Department of Electrical and Computer Engineering, Johns Hopkins University, Baltimore, MD, USA.
Mult Scler. 2020 Mar;26(3):312-321. doi: 10.1177/1352458519826364. Epub 2019 Feb 11.
The effects of disease-modifying therapies (DMTs) on region-specific brain atrophy in multiple sclerosis (MS) are unclear.
To determine the effects of higher versus lower efficacy DMTs on rates of brain substructure atrophy in MS.
A non-randomized, observational cohort of people with MS followed with annual brain magnetic resonance imaging (MRI) was evaluated retrospectively. Whole brain, subcortical gray matter (GM), cortical GM, and cerebral white matter (WM) volume fractions were obtained. DMTs were categorized as higher (DMT-H: natalizumab and rituximab) or lower (DMT-L: interferon-beta and glatiramer acetate) efficacy. Follow-up epochs were analyzed if participants had been on a DMT for ⩾6 months prior to baseline and had at least one follow-up MRI while on DMTs in the same category.
A total of 86 DMT epochs (DMT-H: = 32; DMT-L: = 54) from 78 participants fulfilled the study inclusion criteria. Mean follow-up was 2.4 years. Annualized rates of thalamic (-0.15% vs -0.81%; = 0.001) and putaminal (-0.27% vs -0.73%; = 0.001) atrophy were slower during DMT-H compared to DMT-L epochs. These results remained significant in multivariate analyses including demographics, clinical characteristics, and T2 lesion volume.
DMT-H treatment may be associated with slower rates of subcortical GM atrophy, especially of the thalamus and putamen. Thalamic and putaminal volumes are promising imaging biomarkers in MS.

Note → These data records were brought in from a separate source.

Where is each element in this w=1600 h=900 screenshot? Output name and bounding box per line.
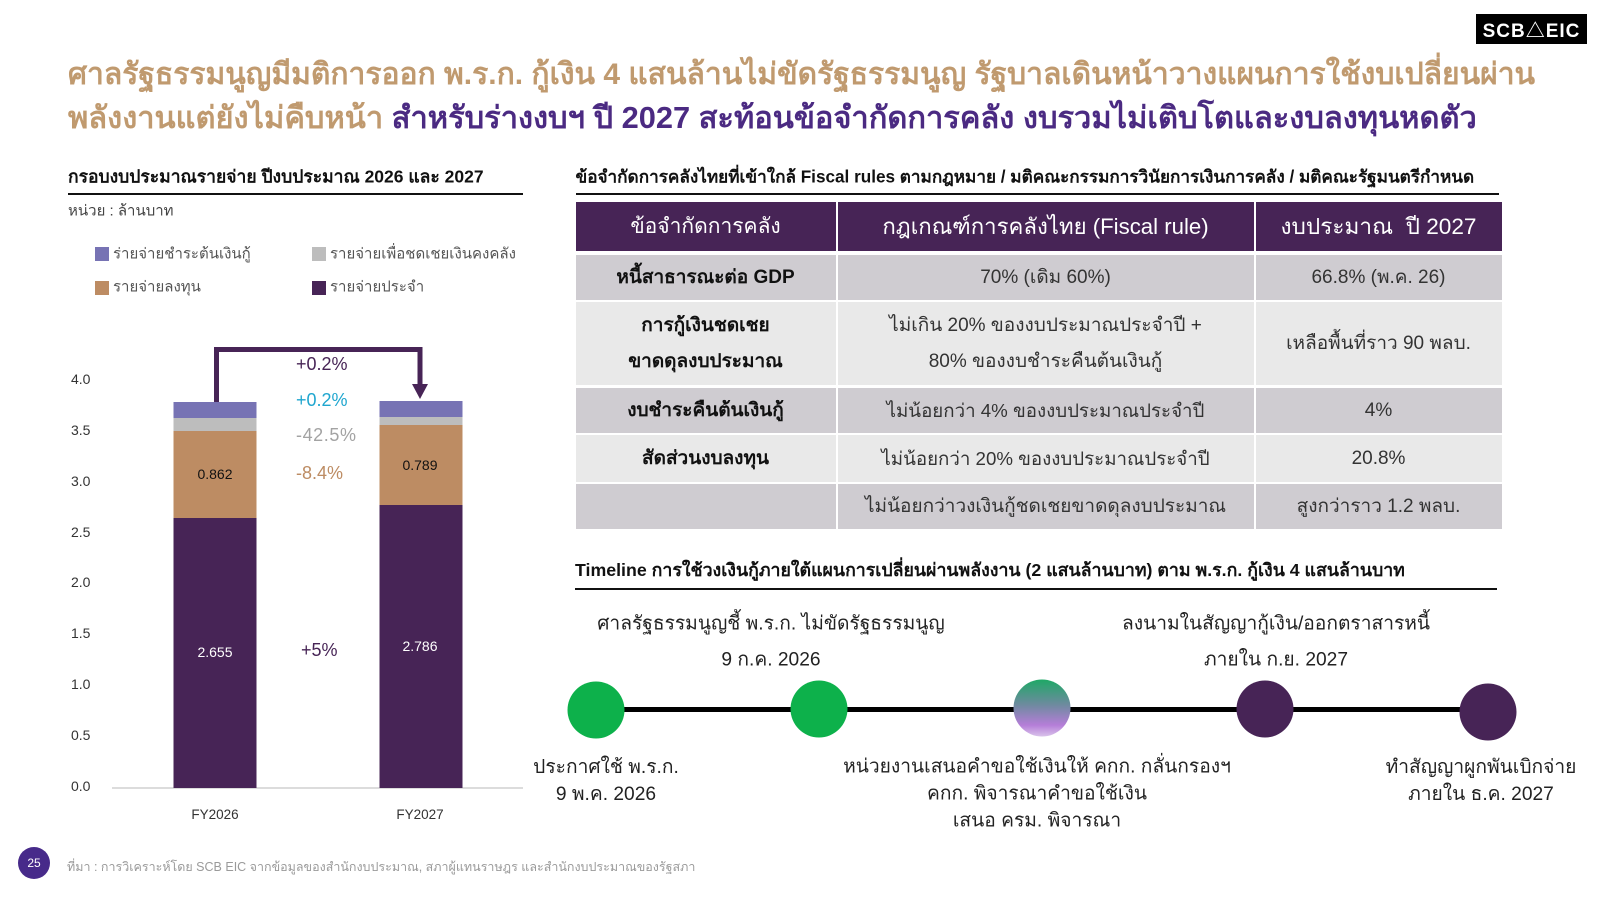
- bar: FY2026: 2.655: [197, 644, 233, 660]
- milestone 1: [568, 682, 624, 738]
- table: fiscal rules: ไม่น้อยกว่าวงเงินกู้ชดเชยขาดดุลงบประมาณ: [865, 496, 1226, 516]
- source note: ที่มา : การวิเคราะห์โดย SCB EIC จากข้อมูลของสำนักงบประมาณ, สภาผู้แทนราษฎร และสำนักงบประมาณของรัฐสภา: [67, 860, 695, 874]
- stacked bar chart: 2.0: [71, 574, 91, 590]
- milestone 2: [790, 680, 848, 738]
- table: fiscal rules: หนี้สาธารณะต่อ GDP: [616, 266, 795, 288]
- table: fiscal rules: การกู้เงินชดเชย: [641, 314, 770, 336]
- logo: SCB EIC: [1476, 14, 1587, 44]
- change labels: -42.5%: [296, 425, 356, 445]
- bar: FY2026: [174, 402, 256, 822]
- bar: FY2027: 2.786: [402, 638, 438, 654]
- label: announcement: ประกาศใช้ พ.ร.ก.: [533, 757, 679, 778]
- title: ศาลรัฐธรรมนูญมีมติการออก พ.ร.ก. กู้เงิน 4 แสนล้านไม่ขัดรัฐธรรมนูญ รัฐบาลเดินหน้าวางแผนการใช้งบเปลี่ยนผ่าน: [68, 58, 1535, 91]
- bar: FY2027: 0.789: [402, 457, 438, 473]
- chart legend: รายจ่ายลงทุน: [113, 278, 201, 296]
- label: signing: ลงนามในสัญญากู้เงิน/ออกตราสารหนี้: [1122, 613, 1430, 634]
- table: fiscal rules: เหลือพื้นที่ราว 90 พลบ.: [1286, 332, 1471, 354]
- bar: FY2026: 0.862: [197, 466, 233, 482]
- label: agencies propose: เสนอ ครม. พิจารณา: [953, 810, 1121, 832]
- date: court ruling: 9 ก.ค. 2026: [721, 649, 821, 670]
- table: fiscal rules: ข้อจำกัดการคลัง: [630, 214, 781, 238]
- stacked bar chart: 0.5: [71, 727, 91, 743]
- page number: [18, 847, 50, 879]
- table: fiscal rules: 80% ของงบชำระคืนต้นเงินกู้: [929, 350, 1162, 372]
- logo: SCB EIC: SCB△EIC: [1483, 20, 1580, 42]
- table: fiscal rules: 70% (เดิม 60%): [980, 266, 1111, 288]
- stacked bar chart: 1.0: [71, 676, 91, 692]
- table: fiscal rules: ไม่น้อยกว่า 4% ของงบประมาณประจำปี: [887, 400, 1204, 420]
- change labels: [296, 354, 356, 660]
- stacked bar chart: 0.0: [71, 778, 91, 794]
- table: fiscal rules: 4%: [1365, 400, 1392, 420]
- table: fiscal rules: งบชำระคืนต้นเงินกู้: [627, 400, 784, 420]
- label: binding contract: ภายใน ธ.ค. 2027: [1408, 784, 1554, 805]
- stacked bar chart: 2.5: [71, 524, 91, 540]
- change labels: -8.4%: [296, 463, 343, 483]
- arrow: FY2026 to FY2027: [216, 350, 428, 402]
- heading: budget framework: กรอบงบประมาณรายจ่าย ปีงบประมาณ 2026 และ 2027: [68, 166, 484, 186]
- title: [68, 52, 1535, 136]
- table: fiscal rules: [576, 202, 1502, 529]
- table: fiscal rules: 20.8%: [1352, 448, 1405, 468]
- bar: FY2027: [380, 401, 462, 822]
- table: fiscal rules: งบประมาณ ปี 2027: [1281, 214, 1476, 238]
- table: fiscal rules: ขาดดุลงบประมาณ: [628, 350, 783, 372]
- date: signing: ภายใน ก.ย. 2027: [1204, 649, 1348, 670]
- label: binding contract: ทำสัญญาผูกพันเบิกจ่าย: [1386, 757, 1576, 778]
- stacked bar chart: [71, 347, 523, 822]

疾病修正疗法(DMT)对多发性硬化症(MS)特定区域脑萎缩的影响尚不清楚。
确定更高与更低疗效 DMT 对 MS 脑亚结构萎缩率的影响。
回顾性评估了一项非随机、观察性 MS 患者队列,每年进行脑磁共振成像(MRI)检查。获得全脑、皮质下灰质(GM)、皮质 GM 和脑白质(WM)体积分数。将 DMT 分为更高(DMT-H:那他珠单抗和利妥昔单抗)或更低(DMT-L:干扰素-β和聚乙二醇干扰素)疗效。如果参与者在基线前至少有 6 个月接受 DMT 治疗且在同一类别 DMT 治疗期间至少有一次后续 MRI,则分析随访期。
共有 78 名参与者的 86 个 DMT 时期(DMT-H:=32;DMT-L:=54)符合研究纳入标准。平均随访时间为 2.4 年。DMT-H 与 DMT-L 时期相比,丘脑(-0.15%对-0.81%;=0.001)和壳核(-0.27%对-0.73%;=0.001)萎缩的年发生率较慢。在包括人口统计学、临床特征和 T2 病变体积在内的多变量分析中,这些结果仍然具有统计学意义。
DMT-H 治疗可能与皮质下 GM 萎缩率较慢有关,特别是丘脑和壳核。丘脑和壳核体积是 MS 有前途的成像生物标志物。